Every time I write my name, I am reminded.
The letters laugh at me and sneer sweetly,
They call me names and raise their calloused hands;
Other touches are much too soft, and linger far too often.

D for ‘do you want some coke?’.
D for drunkard.
D for dad.

His rage lives inside me—
A thousand tiny splinters
That throb and ache.
They lie dormant, slowly festering,
Gnawing at my insides like a termite.
I fear that one day I will be nothing but a mosaic of wood.
DD Feb 2022
I’ve never really been a religious person
My childhood was steeped in catholicism
Far too much,
But I’d liken finding you
To finding god.
DD Feb 2022
My lungs are on fire,
But mother says I mustn’t keep still.
My lungs are on fire,
But mother says I am perfectly fine,
so I must be okay.

Did you take your vitamins?
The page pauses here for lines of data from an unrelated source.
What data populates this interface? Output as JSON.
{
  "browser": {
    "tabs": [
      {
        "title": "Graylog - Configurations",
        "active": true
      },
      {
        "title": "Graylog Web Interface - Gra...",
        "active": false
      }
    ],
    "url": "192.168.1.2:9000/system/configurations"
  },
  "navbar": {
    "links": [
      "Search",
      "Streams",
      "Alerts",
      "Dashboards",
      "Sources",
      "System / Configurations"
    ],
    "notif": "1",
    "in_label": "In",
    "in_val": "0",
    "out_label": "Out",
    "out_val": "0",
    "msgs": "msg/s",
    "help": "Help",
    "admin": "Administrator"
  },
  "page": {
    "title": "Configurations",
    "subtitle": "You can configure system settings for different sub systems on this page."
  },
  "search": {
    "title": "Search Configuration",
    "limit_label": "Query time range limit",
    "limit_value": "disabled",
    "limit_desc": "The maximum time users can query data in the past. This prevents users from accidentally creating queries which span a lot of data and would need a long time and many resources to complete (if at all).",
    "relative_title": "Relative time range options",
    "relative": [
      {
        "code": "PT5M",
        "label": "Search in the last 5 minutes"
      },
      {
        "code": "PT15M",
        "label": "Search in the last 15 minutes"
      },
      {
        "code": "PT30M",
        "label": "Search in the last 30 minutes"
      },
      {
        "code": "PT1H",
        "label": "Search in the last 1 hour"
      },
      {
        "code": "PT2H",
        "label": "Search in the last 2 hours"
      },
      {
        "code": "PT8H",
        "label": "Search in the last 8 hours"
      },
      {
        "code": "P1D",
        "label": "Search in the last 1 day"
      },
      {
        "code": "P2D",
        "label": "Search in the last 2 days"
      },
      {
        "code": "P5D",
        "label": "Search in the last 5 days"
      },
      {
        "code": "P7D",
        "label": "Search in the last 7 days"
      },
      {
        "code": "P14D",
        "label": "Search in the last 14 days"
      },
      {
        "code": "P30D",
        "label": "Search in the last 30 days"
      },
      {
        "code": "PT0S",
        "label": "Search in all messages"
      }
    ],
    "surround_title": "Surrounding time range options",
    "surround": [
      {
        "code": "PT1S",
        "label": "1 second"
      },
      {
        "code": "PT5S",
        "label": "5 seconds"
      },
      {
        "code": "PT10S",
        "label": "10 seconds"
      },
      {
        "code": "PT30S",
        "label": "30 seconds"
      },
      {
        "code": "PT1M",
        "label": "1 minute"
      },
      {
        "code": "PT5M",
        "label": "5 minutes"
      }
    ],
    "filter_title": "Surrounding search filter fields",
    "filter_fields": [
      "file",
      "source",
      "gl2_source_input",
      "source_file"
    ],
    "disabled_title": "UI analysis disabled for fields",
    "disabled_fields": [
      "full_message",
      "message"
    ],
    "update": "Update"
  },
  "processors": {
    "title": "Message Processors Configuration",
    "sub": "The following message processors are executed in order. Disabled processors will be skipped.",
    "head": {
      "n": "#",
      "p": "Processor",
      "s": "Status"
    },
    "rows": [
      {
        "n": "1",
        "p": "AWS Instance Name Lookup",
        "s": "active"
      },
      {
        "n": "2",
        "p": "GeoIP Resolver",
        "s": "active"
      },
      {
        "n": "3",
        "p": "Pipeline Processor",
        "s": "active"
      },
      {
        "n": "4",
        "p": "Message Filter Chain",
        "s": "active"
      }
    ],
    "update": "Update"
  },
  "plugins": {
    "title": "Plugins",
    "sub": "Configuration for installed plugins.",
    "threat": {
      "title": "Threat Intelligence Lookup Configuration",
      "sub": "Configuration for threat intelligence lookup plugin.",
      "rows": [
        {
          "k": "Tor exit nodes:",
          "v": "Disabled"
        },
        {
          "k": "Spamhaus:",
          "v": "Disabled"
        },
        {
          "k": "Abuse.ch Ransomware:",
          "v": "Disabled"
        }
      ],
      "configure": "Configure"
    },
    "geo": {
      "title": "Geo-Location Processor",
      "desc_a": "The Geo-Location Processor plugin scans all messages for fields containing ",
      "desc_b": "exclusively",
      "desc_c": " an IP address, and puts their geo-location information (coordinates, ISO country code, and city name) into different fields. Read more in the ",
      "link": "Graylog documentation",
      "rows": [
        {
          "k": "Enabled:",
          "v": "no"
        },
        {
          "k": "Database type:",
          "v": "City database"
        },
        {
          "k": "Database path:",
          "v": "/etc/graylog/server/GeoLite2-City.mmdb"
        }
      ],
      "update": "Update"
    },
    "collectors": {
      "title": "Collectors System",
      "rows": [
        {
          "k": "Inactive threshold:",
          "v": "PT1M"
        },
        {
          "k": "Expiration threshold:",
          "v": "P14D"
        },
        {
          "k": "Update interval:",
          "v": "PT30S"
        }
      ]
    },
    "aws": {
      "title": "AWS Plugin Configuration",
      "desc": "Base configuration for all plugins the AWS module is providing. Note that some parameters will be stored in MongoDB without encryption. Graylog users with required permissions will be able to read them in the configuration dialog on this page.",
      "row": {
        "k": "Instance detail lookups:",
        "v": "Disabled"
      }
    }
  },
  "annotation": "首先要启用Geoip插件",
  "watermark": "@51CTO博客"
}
Drink enough water? Have you gone outside? How did you sleep? Get out of the house. Go for a walk. Stay off your phone. Stop complaining.

My lungs are on fire,
But it must be my fault.
My lungs are on fire,
But are they really?

Perhaps I am possessed
By this fire in my lungs
Perhaps I am made less
By this fire in my lungs

But one thing is for certain
Beyond a shadow of a doubt,
Is that mother knows best
In all matters of the chest
DD May 2019
Trust my body;
But what if my body is lying to me.

How do I tell the difference.
DD Feb 2019
I prayed to God for appendicitis
Every time my father and I fought.

The warm concrete against my feet
As I sat begging
To be anywhere but here.

The air was thick and hard to breathe
But the sun was shining
And the birds were chirping
So what excuse did I have to leave.
DD Jan 2019
‘I love you’, you say.
‘I know’, I say—
Because sometimes
It is not enough
DD Nov 2018
I will always want to give
And give—
Until my heart is bleeding and raw.

And your apathy
Weighs in the air
As much as my mud-filled lungs.

And even when I know
You’re no good for me,
Still—I am smothered by your tyranny.